Nel negozio di fiori. Ma come faccio a prendere un biglietto senza passaporto e senza soldi? domandò Ginevra preoccupata.

Mi hanno promesso aiuto. Posso avere il tuo numero? Chiamerò la figlia, le dirò che non arriverò al matrimonio, e anche un amico

Subito, Ginevra corse nella sua stanza.

Mamma, che stai facendo? la madre, in quel momento, tirò fuori dalla cassa una collana doro e qualche gioiello.

Silenzio, sibilò la mamma. Se lui non lo so chi sia? Lo porto da zia Marta, e uscì verso il corridoio.

Ginevra non cercò di fermarla. Non serviva a nulla. Avrebbe fatto a modo suo.

Ginevra pose il telefono sul tavolo davanti a Marco e si avvicinò alla finestra.

Marco chiamò la figlia; dal suo volto Ginevra capì che la ragazza era davvero delusa perché il padre non sarebbe venuto al matrimonio.

Poi chiamò qualcun altro e chiese lindirizzo di casa.

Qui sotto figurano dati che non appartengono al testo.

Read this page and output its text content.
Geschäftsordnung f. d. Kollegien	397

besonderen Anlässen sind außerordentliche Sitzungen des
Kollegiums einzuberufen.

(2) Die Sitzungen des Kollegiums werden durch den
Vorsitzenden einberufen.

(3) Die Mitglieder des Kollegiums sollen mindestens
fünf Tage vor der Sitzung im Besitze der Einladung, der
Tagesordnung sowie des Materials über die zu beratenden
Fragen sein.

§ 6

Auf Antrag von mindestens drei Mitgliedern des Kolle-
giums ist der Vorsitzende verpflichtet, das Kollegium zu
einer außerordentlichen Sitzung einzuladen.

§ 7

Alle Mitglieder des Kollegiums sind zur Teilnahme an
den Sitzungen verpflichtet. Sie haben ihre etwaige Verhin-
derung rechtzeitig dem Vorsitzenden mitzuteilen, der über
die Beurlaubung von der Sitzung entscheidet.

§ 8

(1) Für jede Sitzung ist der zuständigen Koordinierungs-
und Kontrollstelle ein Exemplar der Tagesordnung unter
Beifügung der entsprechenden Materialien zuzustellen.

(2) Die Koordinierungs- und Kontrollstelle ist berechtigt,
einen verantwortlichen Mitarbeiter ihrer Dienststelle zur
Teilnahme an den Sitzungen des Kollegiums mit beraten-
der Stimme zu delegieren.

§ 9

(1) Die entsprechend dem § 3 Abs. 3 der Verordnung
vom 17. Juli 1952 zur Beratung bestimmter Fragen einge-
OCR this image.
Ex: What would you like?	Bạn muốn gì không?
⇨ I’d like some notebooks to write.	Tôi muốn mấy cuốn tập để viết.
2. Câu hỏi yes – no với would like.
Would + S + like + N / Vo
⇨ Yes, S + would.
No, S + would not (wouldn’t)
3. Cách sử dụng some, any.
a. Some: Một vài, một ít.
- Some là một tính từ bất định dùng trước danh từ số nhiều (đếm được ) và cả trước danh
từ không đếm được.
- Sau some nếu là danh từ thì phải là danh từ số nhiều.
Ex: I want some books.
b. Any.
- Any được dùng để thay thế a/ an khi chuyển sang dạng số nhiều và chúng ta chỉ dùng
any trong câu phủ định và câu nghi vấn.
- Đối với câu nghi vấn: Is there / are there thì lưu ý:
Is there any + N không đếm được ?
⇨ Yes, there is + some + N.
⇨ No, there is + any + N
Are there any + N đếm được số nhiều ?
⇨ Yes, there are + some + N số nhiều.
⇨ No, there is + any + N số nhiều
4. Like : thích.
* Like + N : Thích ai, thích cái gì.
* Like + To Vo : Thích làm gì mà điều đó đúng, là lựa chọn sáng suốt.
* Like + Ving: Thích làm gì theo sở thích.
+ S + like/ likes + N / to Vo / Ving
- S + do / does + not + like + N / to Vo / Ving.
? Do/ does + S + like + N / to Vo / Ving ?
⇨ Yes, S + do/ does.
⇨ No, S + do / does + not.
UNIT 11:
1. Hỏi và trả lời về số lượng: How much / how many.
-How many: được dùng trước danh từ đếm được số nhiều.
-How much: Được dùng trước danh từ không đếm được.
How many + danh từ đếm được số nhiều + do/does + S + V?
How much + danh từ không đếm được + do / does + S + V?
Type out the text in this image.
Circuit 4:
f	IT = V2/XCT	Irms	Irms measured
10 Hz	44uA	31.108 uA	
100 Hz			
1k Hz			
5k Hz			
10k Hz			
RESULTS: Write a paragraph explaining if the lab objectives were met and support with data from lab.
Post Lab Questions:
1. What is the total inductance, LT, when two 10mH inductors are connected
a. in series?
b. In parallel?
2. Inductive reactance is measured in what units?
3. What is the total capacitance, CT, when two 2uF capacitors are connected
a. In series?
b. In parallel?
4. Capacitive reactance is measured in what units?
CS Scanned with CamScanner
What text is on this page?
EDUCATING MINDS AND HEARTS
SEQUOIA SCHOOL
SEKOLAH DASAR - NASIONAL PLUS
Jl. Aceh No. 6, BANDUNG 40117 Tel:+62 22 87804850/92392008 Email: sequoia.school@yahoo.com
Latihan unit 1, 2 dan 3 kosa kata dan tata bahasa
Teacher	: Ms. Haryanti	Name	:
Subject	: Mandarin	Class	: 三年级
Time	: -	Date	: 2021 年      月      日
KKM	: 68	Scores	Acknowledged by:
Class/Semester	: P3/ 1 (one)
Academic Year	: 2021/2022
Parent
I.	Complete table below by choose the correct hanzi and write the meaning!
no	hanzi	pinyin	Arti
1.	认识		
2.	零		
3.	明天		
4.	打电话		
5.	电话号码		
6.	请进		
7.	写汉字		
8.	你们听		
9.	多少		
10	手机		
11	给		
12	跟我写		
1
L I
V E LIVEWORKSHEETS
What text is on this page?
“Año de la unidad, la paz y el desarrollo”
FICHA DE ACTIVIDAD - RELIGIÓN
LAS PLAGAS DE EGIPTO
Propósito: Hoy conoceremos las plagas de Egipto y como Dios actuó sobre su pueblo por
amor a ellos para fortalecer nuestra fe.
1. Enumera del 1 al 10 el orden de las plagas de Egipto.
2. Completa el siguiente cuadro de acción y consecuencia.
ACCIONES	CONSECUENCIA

Ecco, presto arriverà il mio autista. Non dovevo proprio venire. La moglie non voleva presentarmi al suo nuovo compagno, così la figlia ha invitato. È stato tutto inutile, lamentò Marco.

E chi sei, se arriverà lautista? chiese sorpresa Ginevra.

Marco cominciava a piacere a Ginevra. Con i vestiti del fratello sembrava a posto, anche se un po magro.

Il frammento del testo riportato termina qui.